In the 2018 Harvard review, Resveratrol was specifically mentioned for its beneficial effects in protecting against:
- Neurodegenerative Diseases – Encompassing Parkinson’s, Alzheimer’s and Huntington’s through modulating multiple mechanisms of degenerative pathology, protecting neurons and inhibiting the neurotoxic effects of the beta-amyloid protein. Preventing neurotoxicity plays a vital role in building a neuroprotective defence against neurodegeneration
- Inflammation - through reducing oxidative stress
- Cancer – through neutralizing free radicals and arresting cellular growth in tumours. (The review went on to point out that evidence suggests that polyphenols are specifically beneficial for certain types of cancer – colon, prostate, epithelial, endometrial and breast cancer)
- Cardiovascular Health – by improving ventricular health, reducing inflammation and lowering blood pressure
- Cholesterol – Resveratrol blocks cholesterol oxidation, reducing LDL and lowering the risks of cardiovascular disease
- Type 2 Diabetes –the prevention and management of type 2 diabetes through protection of beta cells from glucose toxicity, slowing of starch digestion and improved glycemic
- Obesity – Resveratrol increases adipocyte oxidation, inhibition of lipogenesis while reducing inflammation and increasing energy expenditure which improves weight loss and maintenance.
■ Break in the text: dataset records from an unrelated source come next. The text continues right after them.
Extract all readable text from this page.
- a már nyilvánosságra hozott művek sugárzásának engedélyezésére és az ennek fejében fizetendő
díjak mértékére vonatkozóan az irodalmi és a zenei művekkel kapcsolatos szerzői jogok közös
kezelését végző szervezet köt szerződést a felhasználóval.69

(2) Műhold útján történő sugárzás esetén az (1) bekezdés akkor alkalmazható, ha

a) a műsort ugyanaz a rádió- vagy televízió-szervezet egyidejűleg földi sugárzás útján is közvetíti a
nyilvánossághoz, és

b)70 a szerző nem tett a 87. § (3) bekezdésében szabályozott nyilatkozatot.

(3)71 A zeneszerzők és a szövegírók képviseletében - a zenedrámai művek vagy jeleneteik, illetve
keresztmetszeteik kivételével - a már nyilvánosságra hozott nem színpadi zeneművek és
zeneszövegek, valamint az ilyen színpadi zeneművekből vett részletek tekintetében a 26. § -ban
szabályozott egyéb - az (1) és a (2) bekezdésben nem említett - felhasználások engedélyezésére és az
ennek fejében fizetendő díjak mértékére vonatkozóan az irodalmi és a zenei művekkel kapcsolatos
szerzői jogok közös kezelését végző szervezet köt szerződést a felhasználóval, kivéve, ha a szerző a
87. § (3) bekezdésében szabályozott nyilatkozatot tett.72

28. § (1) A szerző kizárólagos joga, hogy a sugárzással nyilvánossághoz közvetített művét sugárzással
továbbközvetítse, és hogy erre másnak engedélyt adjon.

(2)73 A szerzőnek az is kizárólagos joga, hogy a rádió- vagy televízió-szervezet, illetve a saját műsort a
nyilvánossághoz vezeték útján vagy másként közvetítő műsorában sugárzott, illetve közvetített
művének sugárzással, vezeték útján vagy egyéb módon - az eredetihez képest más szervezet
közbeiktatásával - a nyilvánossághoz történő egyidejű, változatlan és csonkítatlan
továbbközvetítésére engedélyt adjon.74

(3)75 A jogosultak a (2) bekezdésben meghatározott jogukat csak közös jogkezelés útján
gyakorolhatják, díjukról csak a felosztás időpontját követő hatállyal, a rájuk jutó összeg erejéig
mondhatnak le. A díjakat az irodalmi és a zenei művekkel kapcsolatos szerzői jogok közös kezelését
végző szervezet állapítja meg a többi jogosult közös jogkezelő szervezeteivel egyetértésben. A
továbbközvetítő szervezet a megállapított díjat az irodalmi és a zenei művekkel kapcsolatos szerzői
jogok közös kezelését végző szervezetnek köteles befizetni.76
Its protein-binding properties inhibit starch, lipid and protein digestion in the gastrointestinal tract
Interestingly, the review went on to confirm the growing scientific interest in polyphenols and their role in interactions with gut microbiota.
It suggested growing evidence that polyphenols not only promoted beneficial gut bacteria but actively warded off invasive species such as E. coli and salmonella.
Resveratrol and longer life
Obviously, by protecting against degenerative and end of life conditions, Resveratrol consumption has a marked effect on life expectancy, but protection is not the only factor in Resveratrol’s life lengthening properties.
In a long-term study, Dr Richard A. Miller of the University of Michigan concluded that Resveratrol’s ability to mimic caloric restriction and offset the dangers of a high-calorie diet holds the key to extending our life span.
Where is Resveratrol found?
Resveratrol is found in the skin of grapes, in blueberries, raspberries, mulberries, plums, pomegranate and in peanuts, most of which have been touted as superfoods at some point, completely overlooking the active ingredient.
Japanese Knotweed contains high concentrations of pure trans-resveratrol and that’s what we use in our supplements.
Japanese Knotweed has been used for centuries in traditional Chinese and Japanese medicine for treating gastrointestinal conditions, circulatory health, inflammation and as a preventative cancer treatment – or more accurately, Resveratrol.
The differences between Trans-Resveratrol and Resveratrol
Trans-Resveratrol is simply the active ingredient in resveratrol – an important distinction to know when seeking supplements with the greatest efficacy.
For example, Love Life Supplement’s Trans-Resveratrol is a 98% strength, pure extract from Japanese Knotweed containing 500mg of Trans-Resveratrol and nothing else.
You may be asking that if Trans-Resveratrol is so readily available through wine, berries and fruits then why the need for a supplement and that all comes down to the dosage levels. Nearly every clinical trial starts with dosages of 250mg +.
To put that into context, a glass of red wine only contains 1mg of trans-resveratrol. Obviously, 250 daily glasses of red wine is not a long-term or recommended solution, a single, high quality supplement is far more achievable.